Howard deftly constructs the film, along with help--no doubt--from screenwriter Morgan, as the very duel that the Frost-Nixon interview must have seemed to all involved and to the country at large, a joke, as a flailing Frost indeed doing what he could to put himself back in the limelight. When Frost is finally able to muster up the crew and--at least in part--the funds necessary to put the Nixon interview together, we see his scenes alongside Nixon as no-holds-barred boxing matches. It's the subtleties of the film's direction and impeccable acting that gives us this obvious likeness, as evinced in one scene when Frost's team of researchers pass by Nixon's aides--including a then young Diane Sawyer--and both squads take a brief moment to leer at the opposite side with the best of death stares.

It's Nixon's ability to shrug off any sign of offense by the intimidated and ill-focused Frost that allows us to see how he became President in the first place, and I applaud Howard for allowing us to see this side of Nixon: the articulate, concentrated, and even charismatic Nixon that we rarely hear about or see when overhearing insults made about "fuckin' Nixon" from parents or older friends.

Tides shift, however, and after a strange--possibly hallucinatory--coaching session by Nixon himself over a drunken phone call to Frost; the erstwhile TV host finds the strength inside of himself to make the fourth round a rousing upset. Not to mention the fact that Frost discovers that suddenly everything in his life--his money, his career, and now his reputation beyond just the journalistic community--rides on this series of interviews.
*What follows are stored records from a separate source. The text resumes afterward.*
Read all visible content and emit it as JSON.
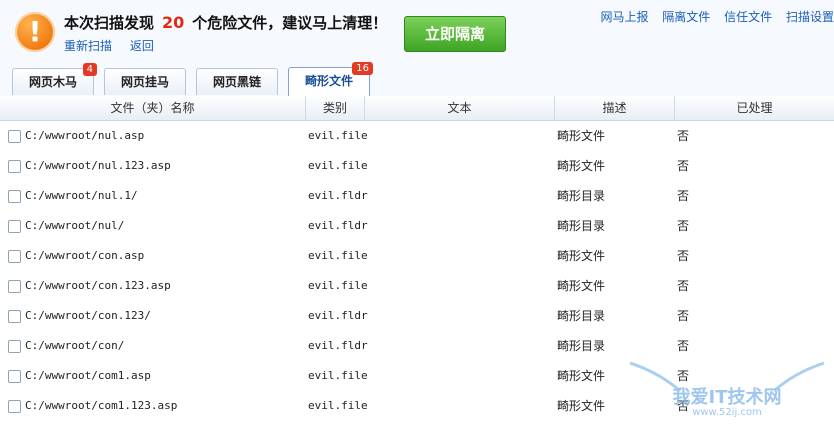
{
  "header": {
    "headline_prefix": "本次扫描发现",
    "danger_count": "20",
    "headline_suffix": "个危险文件，建议马上清理！",
    "rescan_label": "重新扫描",
    "back_label": "返回",
    "isolate_label": "立即隔离",
    "top_links": [
      "网马上报",
      "隔离文件",
      "信任文件",
      "扫描设置"
    ]
  },
  "tabs": [
    {
      "label": "网页木马",
      "badge": "4"
    },
    {
      "label": "网页挂马",
      "badge": ""
    },
    {
      "label": "网页黑链",
      "badge": ""
    },
    {
      "label": "畸形文件",
      "badge": "16"
    }
  ],
  "table": {
    "columns": [
      "文件（夹）名称",
      "类别",
      "文本",
      "描述",
      "已处理"
    ],
    "rows": [
      {
        "path": "C:/wwwroot/nul.asp",
        "type": "evil.file",
        "text": "",
        "desc": "畸形文件",
        "handled": "否"
      },
      {
        "path": "C:/wwwroot/nul.123.asp",
        "type": "evil.file",
        "text": "",
        "desc": "畸形文件",
        "handled": "否"
      },
      {
        "path": "C:/wwwroot/nul.1/",
        "type": "evil.fldr",
        "text": "",
        "desc": "畸形目录",
        "handled": "否"
      },
      {
        "path": "C:/wwwroot/nul/",
        "type": "evil.fldr",
        "text": "",
        "desc": "畸形目录",
        "handled": "否"
      },
      {
        "path": "C:/wwwroot/con.asp",
        "type": "evil.file",
        "text": "",
        "desc": "畸形文件",
        "handled": "否"
      },
      {
        "path": "C:/wwwroot/con.123.asp",
        "type": "evil.file",
        "text": "",
        "desc": "畸形文件",
        "handled": "否"
      },
      {
        "path": "C:/wwwroot/con.123/",
        "type": "evil.fldr",
        "text": "",
        "desc": "畸形目录",
        "handled": "否"
      },
      {
        "path": "C:/wwwroot/con/",
        "type": "evil.fldr",
        "text": "",
        "desc": "畸形目录",
        "handled": "否"
      },
      {
        "path": "C:/wwwroot/com1.asp",
        "type": "evil.file",
        "text": "",
        "desc": "畸形文件",
        "handled": "否"
      },
      {
        "path": "C:/wwwroot/com1.123.asp",
        "type": "evil.file",
        "text": "",
        "desc": "畸形文件",
        "handled": "否"
      }
    ]
  },
  "watermark": {
    "text": "我爱IT技术网",
    "url": "www.52ij.com"
  }
}
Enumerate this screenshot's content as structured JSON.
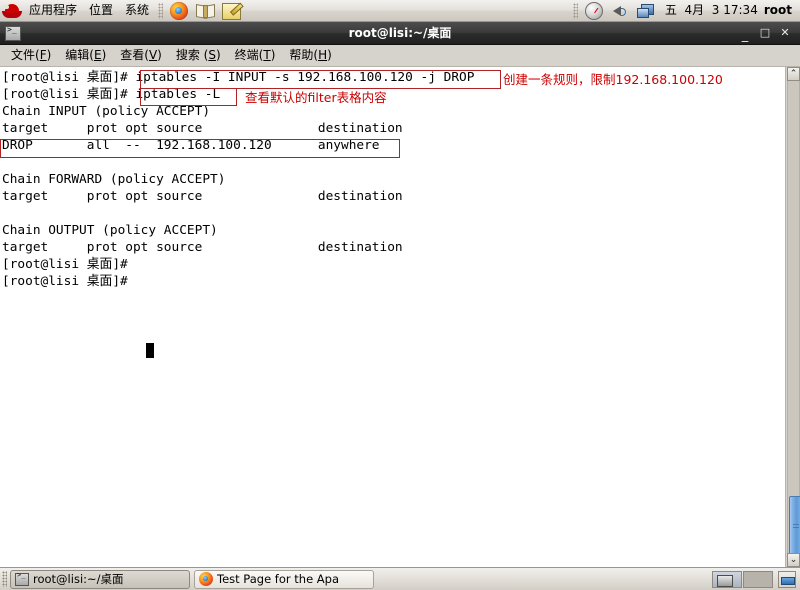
{
  "top_panel": {
    "logo_name": "red-hat-logo",
    "menus": [
      "应用程序",
      "位置",
      "系统"
    ],
    "launchers": [
      {
        "name": "firefox-icon",
        "title": "Firefox"
      },
      {
        "name": "help-book-icon",
        "title": "Help"
      },
      {
        "name": "text-editor-icon",
        "title": "Text Editor"
      }
    ],
    "tray": [
      {
        "name": "system-monitor-icon"
      },
      {
        "name": "volume-icon"
      },
      {
        "name": "network-monitor-icon"
      }
    ],
    "clock": "五  4月  3 17:34",
    "user": "root"
  },
  "window": {
    "title": "root@lisi:~/桌面",
    "icon_name": "terminal-icon",
    "buttons": {
      "minimize": "_",
      "maximize": "□",
      "close": "✕"
    },
    "menubar": [
      {
        "label": "文件(F)",
        "prefix": "文件(",
        "accel": "F",
        "suffix": ")"
      },
      {
        "label": "编辑(E)",
        "prefix": "编辑(",
        "accel": "E",
        "suffix": ")"
      },
      {
        "label": "查看(V)",
        "prefix": "查看(",
        "accel": "V",
        "suffix": ")"
      },
      {
        "label": "搜索 (S)",
        "prefix": "搜索 (",
        "accel": "S",
        "suffix": ")"
      },
      {
        "label": "终端(T)",
        "prefix": "终端(",
        "accel": "T",
        "suffix": ")"
      },
      {
        "label": "帮助(H)",
        "prefix": "帮助(",
        "accel": "H",
        "suffix": ")"
      }
    ]
  },
  "terminal": {
    "prompt": "[root@lisi 桌面]#",
    "content": "[root@lisi 桌面]# iptables -I INPUT -s 192.168.100.120 -j DROP\n[root@lisi 桌面]# iptables -L\nChain INPUT (policy ACCEPT)\ntarget     prot opt source               destination\nDROP       all  --  192.168.100.120      anywhere\n\nChain FORWARD (policy ACCEPT)\ntarget     prot opt source               destination\n\nChain OUTPUT (policy ACCEPT)\ntarget     prot opt source               destination\n[root@lisi 桌面]#\n[root@lisi 桌面]# ",
    "commands": [
      "iptables -I INPUT -s 192.168.100.120 -j DROP",
      "iptables -L"
    ],
    "rule_row": {
      "target": "DROP",
      "prot": "all",
      "opt": "--",
      "source": "192.168.100.120",
      "destination": "anywhere"
    },
    "chains": [
      {
        "name": "Chain INPUT (policy ACCEPT)"
      },
      {
        "name": "Chain FORWARD (policy ACCEPT)"
      },
      {
        "name": "Chain OUTPUT (policy ACCEPT)"
      }
    ],
    "table_header": "target     prot opt source               destination",
    "cursor": "block"
  },
  "annotations": {
    "color": "#cc0000",
    "note_create_rule": "创建一条规则，限制192.168.100.120",
    "note_view_filter": "查看默认的filter表格内容"
  },
  "scrollbar": {
    "up_arrow": "⌃",
    "down_arrow": "⌄"
  },
  "bottom_panel": {
    "tasks": [
      {
        "label": "root@lisi:~/桌面",
        "icon": "terminal-icon",
        "active": true
      },
      {
        "label": "Test Page for the Apa",
        "icon": "firefox-icon",
        "active": false
      }
    ],
    "workspaces": [
      {
        "name": "workspace-1",
        "active": true
      },
      {
        "name": "workspace-2",
        "active": false
      }
    ],
    "show_desktop_name": "show-desktop-button"
  }
}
It's during this changeover that we also finally discover, as is hinted all throughout, that perhaps Nixon's greatest foe is indeed himself. Perhaps he simply couldn't handle ever winning, he needed the challenge, the battle more than the win. The two characters become mirror images at this point--Frost, earlier in the film, admits to a lovely lass that "Being busy is more interesting than being still" and Nixon is forever lamenting the fact that now that he's retired, he has nothing to do but play golf, a detestable pastime at that.

Thus, the final round comes, and we know now that Frost wants to win and that Nixon, by all accounts, wants to lose. Whether or not he finally does give in and give Frost and the American people--the worldwide public at the time, let's be honest--what they wanted and deserved from a man who forever devalued the American system of government, is less important than what the film explains is Nixon's lasting legacy: the fact that he will always be remembered not for his accomplishments, but for his failures, for not being a winner but for being the ultimate loser he seemed to always aspire to be.

The lasting legacy of Frost/Nixon, a film that, is far more lukewarm than its volatile subject matter, will certainly be the awards that are sure to come the way of Mr. Langella. There's no question that--alongside such other heavyweights as Sheen, Sam Rockwell, Oliver Platt and Kevin Bacon--Langella will be the one to beat when the Oscar competition comes to a head later this winter. I suppose that, in the end, Nixon may have been the World's Greatest Loser, but Langella is set to become the year's Greatest Winner.